Nadine Dorries MP: The state must stop withholding vital information from women considering an abortion
Nadine Dorries is MP for Mid Bedfordshire and a member of the Health Select Committee.
It is an unfortunate fact that the issue of abortion and women’s sexual health has been paralysed and abandoned on the wasteland between political ideology and religious dogma for a very long time.
Pro-life groups have continually refused to compromise and at times resorted to tactics which have worked so badly against them, that they put their own cause back ten years. A number of years ago, one organisation thought it appropriate to send silicone foetus models in the post to MPs which were opened by female researchers, who were naturally appalled, as were the MPs.
The political pro-choicers have been as bad. So terrified have they been of any threat to a woman’s right to an abortion, that the union-funded pro-choice organisations have suppressed debate and lobbied for industrialised abortion to such a point, that women no longer have any choice whatsoever. I base that comment on the fact that choice can only exist, when information is available upon which to base that choice.
A woman who may be considering an abortion today is not only denied the information she requires in order to make an informed choice, she is in my opinion, via the withholding of crucial information, subjected to State abuse.
There are voluntary organisations willing to help women who may wish to continue with the pregnancy. Women who feel totally alone and helpless should be told this, but they aren’t.
There are an estimated 13,000 couples in the UK desperately waiting to adopt a baby. All women, especially those who are resorting to abortion as an act of desperation, should be told this, but they aren’t.
More and more doctors are convinced that abortion increases the probability of pre-term delivery in later pregnancies. Women considering an abortion are never informed of this.
For the sake of women, it is no longer enough to accept the shock, horror reaction of the political ideologues to the concept of adoption, because it’s not their pregnancy, it’s not their choice. Nor mine. It’s the choice of the woman who is pregnant and she should be provided with all the support and information she needs and allowed to make that choice. So often I have heard the argument that it would be cruel to subject a woman to a pregnancy with the knowledge that she would be handing a baby over to be adopted.
To some women that may be the preferable option. Some women may regard adoption as being able to turn a bad situation into something positive. They may regard it as a lifeline. And if it’s one they don’t take, then that’s their choice. But at least they went into an abortion empowered by knowledge, with support and that must in some way help reduce the likelihood of suffering from depression in later life.

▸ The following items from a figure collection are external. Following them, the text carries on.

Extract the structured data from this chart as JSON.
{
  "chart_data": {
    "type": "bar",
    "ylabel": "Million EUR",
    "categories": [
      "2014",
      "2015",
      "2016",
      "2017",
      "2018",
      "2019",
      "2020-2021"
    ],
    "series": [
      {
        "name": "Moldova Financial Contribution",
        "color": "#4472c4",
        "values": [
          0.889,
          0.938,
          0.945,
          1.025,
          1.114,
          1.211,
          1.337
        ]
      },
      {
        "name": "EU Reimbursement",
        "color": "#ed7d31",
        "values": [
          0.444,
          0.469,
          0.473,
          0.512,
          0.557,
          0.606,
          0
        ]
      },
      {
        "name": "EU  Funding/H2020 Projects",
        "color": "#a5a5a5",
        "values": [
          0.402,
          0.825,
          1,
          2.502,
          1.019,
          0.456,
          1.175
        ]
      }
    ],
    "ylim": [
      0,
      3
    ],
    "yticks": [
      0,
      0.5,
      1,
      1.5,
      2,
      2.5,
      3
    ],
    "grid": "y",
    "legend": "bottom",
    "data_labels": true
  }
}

We must also remember what an abortion is. Depending on your own belief, for many women it is either the ending of a potential life, or the ending of a life. To many, that is a big deal. Abortion is not a medical procedure. It does not heal a disease or an infection. Ironically, if it were a medical procedure, much more thought, care and consideration would be given to the ‘patient’. But a woman seeking an abortion isn’t ill. She isn’t regarded as a ‘patient’. She is someone whose pregnancy, or more accurately the ending thereof, contributes to the multi-million pound abortion industry
In this country we perform almost six hundred abortions per day. In countries where it is standard practice to inform women of all the options and provide a ‘cooling off’ period to allow women the time to absorb information and think clearly, the average daily abortion rate reduces by one third. I exclude the countries with religious/cultural influence such as Italy, Spain and Portugal from this analogy.
In addition to being given no information, women are given no time to think through what they are about to do. As a result of my campaign during the last Parliament to reduce the upper week limit at which abortion takes place from twenty four weeks to twenty, I have been contacted by one woman after another, all telling me the same story. The GP told them to think it through for a few more days. They did. They changed their mind. The emails are often accompanied by a photograph of a happy child.
Fully informed consent has to happen. This is 2010. It is a disgrace that women are treated in this way and information is deliberately withheld. It is a disgrace that information regarding adoption is suppressed because it is felt that women cannot ‘cope’ with considering this option. If women are able to get pregnant and consider an abortion they are entitled to consider the options and make up their own mind. They don’t need the state to do it on their behalf.
Neither pro-life nor pro-choice will approve of my position. However, the end result of a policy of fully informed choice prior to abortion would, as evidence shows, result in a far fewer number of abortions. How can anyone fail to endorse that?